Reporting the economy as if it’s a sporting competition is the ultimate own-goal
Most economics reporting is about things we can measure: interest rates, inflation, the All Ordinaries index, the unemployment rate, the way the economy is rated by various agencies like Moodies, consumer confidence indexes, business confidence indexes, the exchange rate, GDP, balance of trade and, of course, the deficit.
These inevitably become scoring mechanisms in the media, and journalists tend to cheer when, for example, the exchange rate goes up, or boo when growth comes down. A deficit is nearly always seen as bad and a surplus as good, and we hang breathless on what the ratings agencies say, no matter how discredited the agencies themselves are.

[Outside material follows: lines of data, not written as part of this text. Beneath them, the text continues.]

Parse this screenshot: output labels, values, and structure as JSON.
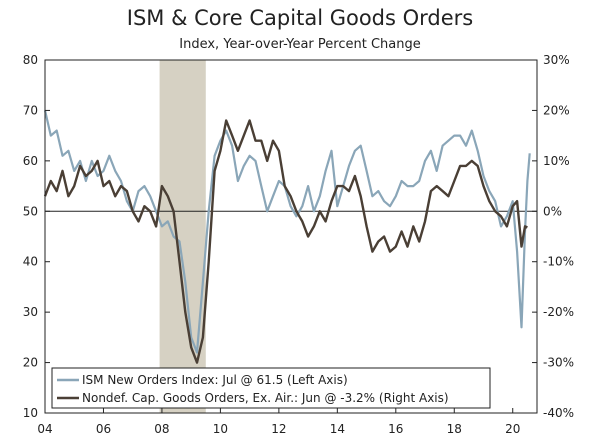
{
  "chart_data": {
    "type": "line",
    "title": "ISM & Core Capital Goods Orders",
    "subtitle": "Index, Year-over-Year Percent Change",
    "x_ticks": [
      "04",
      "06",
      "08",
      "10",
      "12",
      "14",
      "16",
      "18",
      "20"
    ],
    "x_tick_years": [
      2004,
      2006,
      2008,
      2010,
      2012,
      2014,
      2016,
      2018,
      2020
    ],
    "xlim": [
      2004.0,
      2020.83
    ],
    "left_axis": {
      "ticks": [
        "80",
        "70",
        "60",
        "50",
        "40",
        "30",
        "20",
        "10"
      ],
      "ylim": [
        10,
        80
      ]
    },
    "right_axis": {
      "ticks": [
        "30%",
        "20%",
        "10%",
        "0%",
        "-10%",
        "-20%",
        "-30%",
        "-40%"
      ],
      "ylim": [
        -40,
        30
      ]
    },
    "recession": {
      "start": 2007.92,
      "end": 2009.5
    },
    "series": [
      {
        "name": "ISM New Orders Index: Jul @ 61.5 (Left Axis)",
        "axis": "left",
        "color": "#8aa6b8",
        "x": [
          2004.0,
          2004.2,
          2004.4,
          2004.6,
          2004.8,
          2005.0,
          2005.2,
          2005.4,
          2005.6,
          2005.8,
          2006.0,
          2006.2,
          2006.4,
          2006.6,
          2006.8,
          2007.0,
          2007.2,
          2007.4,
          2007.6,
          2007.8,
          2008.0,
          2008.2,
          2008.4,
          2008.6,
          2008.8,
          2009.0,
          2009.2,
          2009.4,
          2009.6,
          2009.8,
          2010.0,
          2010.2,
          2010.4,
          2010.6,
          2010.8,
          2011.0,
          2011.2,
          2011.4,
          2011.6,
          2011.8,
          2012.0,
          2012.2,
          2012.4,
          2012.6,
          2012.8,
          2013.0,
          2013.2,
          2013.4,
          2013.6,
          2013.8,
          2014.0,
          2014.2,
          2014.4,
          2014.6,
          2014.8,
          2015.0,
          2015.2,
          2015.4,
          2015.6,
          2015.8,
          2016.0,
          2016.2,
          2016.4,
          2016.6,
          2016.8,
          2017.0,
          2017.2,
          2017.4,
          2017.6,
          2017.8,
          2018.0,
          2018.2,
          2018.4,
          2018.6,
          2018.8,
          2019.0,
          2019.2,
          2019.4,
          2019.6,
          2019.8,
          2020.0,
          2020.15,
          2020.3,
          2020.42,
          2020.5,
          2020.58
        ],
        "values": [
          70,
          65,
          66,
          61,
          62,
          58,
          60,
          56,
          60,
          57,
          58,
          61,
          58,
          56,
          52,
          50,
          54,
          55,
          53,
          50,
          47,
          48,
          45,
          44,
          36,
          25,
          22,
          36,
          50,
          61,
          64,
          66,
          63,
          56,
          59,
          61,
          60,
          55,
          50,
          53,
          56,
          55,
          51,
          49,
          51,
          55,
          50,
          53,
          58,
          62,
          51,
          55,
          59,
          62,
          63,
          58,
          53,
          54,
          52,
          51,
          53,
          56,
          55,
          55,
          56,
          60,
          62,
          58,
          63,
          64,
          65,
          65,
          63,
          66,
          62,
          57,
          54,
          52,
          47,
          49,
          52,
          42,
          27,
          46,
          56,
          61.5
        ]
      },
      {
        "name": "Nondef. Cap. Goods Orders, Ex. Air.: Jun @ -3.2% (Right Axis)",
        "axis": "right",
        "color": "#4a3f35",
        "x": [
          2004.0,
          2004.2,
          2004.4,
          2004.6,
          2004.8,
          2005.0,
          2005.2,
          2005.4,
          2005.6,
          2005.8,
          2006.0,
          2006.2,
          2006.4,
          2006.6,
          2006.8,
          2007.0,
          2007.2,
          2007.4,
          2007.6,
          2007.8,
          2008.0,
          2008.2,
          2008.4,
          2008.6,
          2008.8,
          2009.0,
          2009.2,
          2009.4,
          2009.6,
          2009.8,
          2010.0,
          2010.2,
          2010.4,
          2010.6,
          2010.8,
          2011.0,
          2011.2,
          2011.4,
          2011.6,
          2011.8,
          2012.0,
          2012.2,
          2012.4,
          2012.6,
          2012.8,
          2013.0,
          2013.2,
          2013.4,
          2013.6,
          2013.8,
          2014.0,
          2014.2,
          2014.4,
          2014.6,
          2014.8,
          2015.0,
          2015.2,
          2015.4,
          2015.6,
          2015.8,
          2016.0,
          2016.2,
          2016.4,
          2016.6,
          2016.8,
          2017.0,
          2017.2,
          2017.4,
          2017.6,
          2017.8,
          2018.0,
          2018.2,
          2018.4,
          2018.6,
          2018.8,
          2019.0,
          2019.2,
          2019.4,
          2019.6,
          2019.8,
          2020.0,
          2020.15,
          2020.3,
          2020.42,
          2020.5
        ],
        "values": [
          3,
          6,
          4,
          8,
          3,
          5,
          9,
          7,
          8,
          10,
          5,
          6,
          3,
          5,
          4,
          0,
          -2,
          1,
          0,
          -3,
          5,
          3,
          0,
          -10,
          -20,
          -27,
          -30,
          -25,
          -10,
          8,
          12,
          18,
          15,
          12,
          15,
          18,
          14,
          14,
          10,
          14,
          12,
          5,
          3,
          0,
          -2,
          -5,
          -3,
          0,
          -2,
          2,
          5,
          5,
          4,
          7,
          3,
          -3,
          -8,
          -6,
          -5,
          -8,
          -7,
          -4,
          -7,
          -3,
          -6,
          -2,
          4,
          5,
          4,
          3,
          6,
          9,
          9,
          10,
          9,
          5,
          2,
          0,
          -1,
          -3,
          1,
          2,
          -7,
          -3,
          -3.2
        ]
      }
    ]
  }
}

This is not to say that such measures are not useful or important in and of themselves, but it is to say that as ways of keeping ‘score’ they are hopelessly inadequate. Such reporting obscures as much as it reveals because it oversimplifies the hugely complex way in which a globalised economy like Australia’s actually works. Our reliance on them, along with our tendency to back our favourite teams — whether they be political parties or economic ideologies — blinds us to the fundamental shifts in economic and social practice that are disrupting some of our most basic relationships.
This sportification of economics, much like the horse race-calling that passes for political analysis, is of particular concern at the moment because the whole nature of economic activity is going through a once-in-a-hundred-year shift; if ever there were a time to step back and look at things afresh it is now.